En revanche, s’il fait preuve d’un immobilisme total, son contrat de travail pourra être rompu.
Présomption de démission : l’imbroglio autour du questions-réponses du ministère du Travail
Afin de répondre aux nombreuses interrogations suscitées par la mobilisation de ce dispositif, le ministère du Travail avait publié un questions-réponses.
Seulement, une prise de position insoupçonnée a rapidement occulté la pertinence de certains éclaircissements. En effet, selon l’Administration du Travail, la présomption de démission représenterait l’unique dispositif de rupture à déployer en cas d’abandon de poste. La procédure de licenciement pour faute n’aurait, de ce fait, plus vocation à être engagée.
Cette analyse, outrepassant la lettre de la loi et du décret, a naturellement jeté le trouble. Ce qui, sur le plan judiciaire, s’est traduit par la saisine du Conseil d’Etat. Deux recours pour excès de pouvoir ont été formés contre le décret d’application : un premier par le syndicat FO, un second par les syndicats CGT, Solidaires et FSU. Ces affaires sont actuellement en cours d’instruction.

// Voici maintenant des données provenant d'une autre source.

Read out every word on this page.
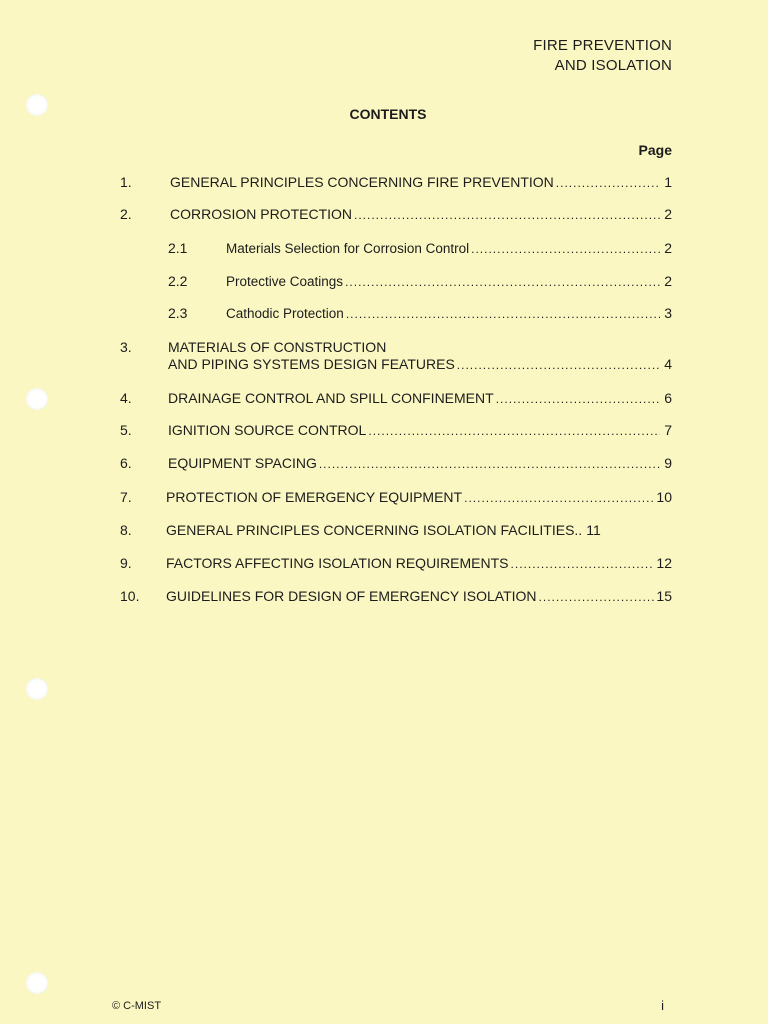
FIRE PREVENTION
AND ISOLATION
CONTENTS
Page
1.	GENERAL PRINCIPLES CONCERNING FIRE PREVENTION .....	1
2.	CORROSION PROTECTION .....	2
2.1	Materials Selection for Corrosion Control .....	2
2.2	Protective Coatings .....	2
2.3	Cathodic Protection .....	3
3.	MATERIALS OF CONSTRUCTION
AND PIPING SYSTEMS DESIGN FEATURES .....	4
4.	DRAINAGE CONTROL AND SPILL CONFINEMENT .....	6
5.	IGNITION SOURCE CONTROL .....	7
6.	EQUIPMENT SPACING .....	9
7. PROTECTION OF EMERGENCY EQUIPMENT .....	10
8. GENERAL PRINCIPLES CONCERNING ISOLATION FACILITIES.. 11
9. FACTORS AFFECTING ISOLATION REQUIREMENTS .....	12
10. GUIDELINES FOR DESIGN OF EMERGENCY ISOLATION .....	15
© C-MIST	i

Conscient des incertitudes soulevées par son questions-réponses, le ministère du Travail a décidé de le retirer de son site Internet quelques semaines plus tard. Pour autant, son analyse n’a pas évolué en interne.
Depuis lors, la présomption de démission a été largement éclipsée par une actualité sociale essentiellement rythmée par l’adoption de la nouvelle réforme des retraites.
Exclusivité de la présomption de démission : silence jusqu’au prononcé du Conseil d’Etat
Le 3 octobre 2023, le député Romain Daubié a tenté, par l’intermédiaire d’une question écrite, de relancer le ministère du Travail sur le sujet.
Mais alors : « La présomption de démission est-elle exclusive du droit à licencier le salarié pour faute ? », « Une modification du décret n° 2023-275 est-elle prévue pour préciser les termes de la présomption de démission ? ».
Cependant, le ministère botte en touche. Les affaires étant pendantes devant le Conseil d’Etat, il serait « prématuré de se prononcer sur l'issue à donner ». Il est toutefois précisé que le ministre du Travail Olivier Dussopt « produira des écritures en réponse à ces recours ».
Malgré son échec, cette louable tentative nous prouve encore une fois que le déclic émanera du Conseil d’Etat. A suivre donc.
Bon Ă savoir
Pour l’instant, nous continuons de considérer que la présomption de démission ne bénéficie d’aucune exclusivité et que, de ce fait, le recours à d’autres alternatives, telles que le licenciement pour faute, demeure envisageable.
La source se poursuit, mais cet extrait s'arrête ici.